¹No início deste século a autora estabeleceu com Axel Honneth um célebre debate sobre redistribuição da justiça em que apontou ser necessário que os movimentos sociais tivessem sua posição reconhecida e que as diferenças no acesso a justiça fossem minimizadas, ao passo que a posição de Honneth é mais positivista. Aqui pegamos apenas o posicionamento geral da autora. Para os que quiserem se aprofundar sugere-se Bressiani (2011) e, também, Fraser (2019). Já o pensamento de Rawls poderá ser visto em seu célebre livro Uma Teoria da Justiça que teve várias edições.
Referências
ARON, R.; BATH, S.; PAIM, A. Paz e guerra entre as nações. São Paulo: WMF Martins Fontes, 2018. 1252 p.
BRESSIANI, N. Redistribuição e reconhecimento – nancy fraser entre jürgen habermas e axel honneth. Caderno CRH, FapUNIFESP (SciELO), v. 24, n. 62, p. 331 – 352, 2011. Disponível em: <https://doi.org/10.1590/s0103-49792011000200007>.
CHRISTIAN, D.; SOARES, P. Origens: Uma grande história de tudo. 1. ed. São Paulo: Companhia das Letras, 2019. 416 p.
CLAUSEWITZ, C. von; RAMOS, M. T. Da guerra. São Paulo: WMF Martins Fontes, 2017. 932 p.
FRASER, N. The Old Is Dying and the New Cannot Be Born. Londres: Verso Books, 2019.

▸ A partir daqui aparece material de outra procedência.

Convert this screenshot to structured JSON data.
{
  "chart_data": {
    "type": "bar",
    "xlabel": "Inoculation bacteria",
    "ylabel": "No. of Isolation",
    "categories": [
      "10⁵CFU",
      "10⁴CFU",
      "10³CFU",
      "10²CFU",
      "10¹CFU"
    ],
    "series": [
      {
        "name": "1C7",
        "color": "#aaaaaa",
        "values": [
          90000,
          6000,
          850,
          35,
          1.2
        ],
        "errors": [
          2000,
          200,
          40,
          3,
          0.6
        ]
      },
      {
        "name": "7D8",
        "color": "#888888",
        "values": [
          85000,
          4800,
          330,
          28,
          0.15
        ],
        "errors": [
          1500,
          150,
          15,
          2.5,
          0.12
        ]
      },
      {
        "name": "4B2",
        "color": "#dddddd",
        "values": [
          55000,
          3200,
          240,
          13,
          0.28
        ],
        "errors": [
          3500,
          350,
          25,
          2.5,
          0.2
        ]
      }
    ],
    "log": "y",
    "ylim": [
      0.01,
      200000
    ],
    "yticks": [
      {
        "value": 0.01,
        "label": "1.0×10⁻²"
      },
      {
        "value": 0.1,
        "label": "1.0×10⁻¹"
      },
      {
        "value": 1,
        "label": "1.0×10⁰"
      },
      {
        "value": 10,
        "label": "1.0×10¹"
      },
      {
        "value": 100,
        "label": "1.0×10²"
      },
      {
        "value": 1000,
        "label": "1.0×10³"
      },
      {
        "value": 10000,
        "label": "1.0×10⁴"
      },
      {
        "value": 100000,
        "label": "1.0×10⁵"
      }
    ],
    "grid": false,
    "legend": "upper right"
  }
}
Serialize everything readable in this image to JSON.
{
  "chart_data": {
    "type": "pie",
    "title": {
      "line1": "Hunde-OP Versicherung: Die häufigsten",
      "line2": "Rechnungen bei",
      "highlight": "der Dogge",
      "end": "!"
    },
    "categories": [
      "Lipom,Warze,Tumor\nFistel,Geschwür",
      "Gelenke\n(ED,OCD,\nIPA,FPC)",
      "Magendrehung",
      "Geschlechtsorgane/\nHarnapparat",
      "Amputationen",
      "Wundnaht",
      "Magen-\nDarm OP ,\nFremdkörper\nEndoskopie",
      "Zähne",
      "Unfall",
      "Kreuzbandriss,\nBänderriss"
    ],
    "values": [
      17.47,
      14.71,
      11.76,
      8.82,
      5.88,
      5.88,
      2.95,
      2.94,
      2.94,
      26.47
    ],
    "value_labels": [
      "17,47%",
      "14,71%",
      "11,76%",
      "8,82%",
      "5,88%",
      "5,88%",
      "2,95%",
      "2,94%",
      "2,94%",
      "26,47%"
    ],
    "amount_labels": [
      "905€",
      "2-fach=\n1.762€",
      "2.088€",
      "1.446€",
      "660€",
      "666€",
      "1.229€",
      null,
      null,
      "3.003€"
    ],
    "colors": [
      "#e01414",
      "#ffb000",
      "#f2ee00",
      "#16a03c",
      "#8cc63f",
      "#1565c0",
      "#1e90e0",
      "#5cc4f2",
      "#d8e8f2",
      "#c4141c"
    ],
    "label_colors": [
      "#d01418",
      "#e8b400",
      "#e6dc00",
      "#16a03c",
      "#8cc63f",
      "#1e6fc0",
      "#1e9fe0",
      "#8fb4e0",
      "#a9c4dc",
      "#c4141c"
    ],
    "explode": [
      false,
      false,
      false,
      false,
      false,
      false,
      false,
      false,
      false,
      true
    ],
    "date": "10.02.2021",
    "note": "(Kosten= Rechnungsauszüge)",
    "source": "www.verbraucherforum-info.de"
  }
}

HAYEK, F. O caminho da servidão. 6. ed. São Paulo: LVM Editora, 2010. 232 p.
MORO, A.; INVERNIZZI, N. A tragédia da talidomida: a luta pelos direitos das vítimas e por melhor regulação de medicamentos. História, Ciências, Saúde-Manguinhos, FapUNIFESP (SciELO), v. 24, n. 3, p. 603 – 622, 2017. Disponível em: <https://doi.org/10.1590/s0104-59702017000300004>.
THOREAU, H.; COUTO, J. A desobediência civil. 1. ed. Londres: Penguin-Companhia, 2012. 152 p. (Grandes Ideias).
WEFFORT, F. C. Os Clássicos da Política. São Paulo: Ática, 2006. v. 1. 287 p.
WEFFORT, F. C. Os Clássicos da Política. 11. ed. São Paulo: Ática, 2006. v. 2. 278 p.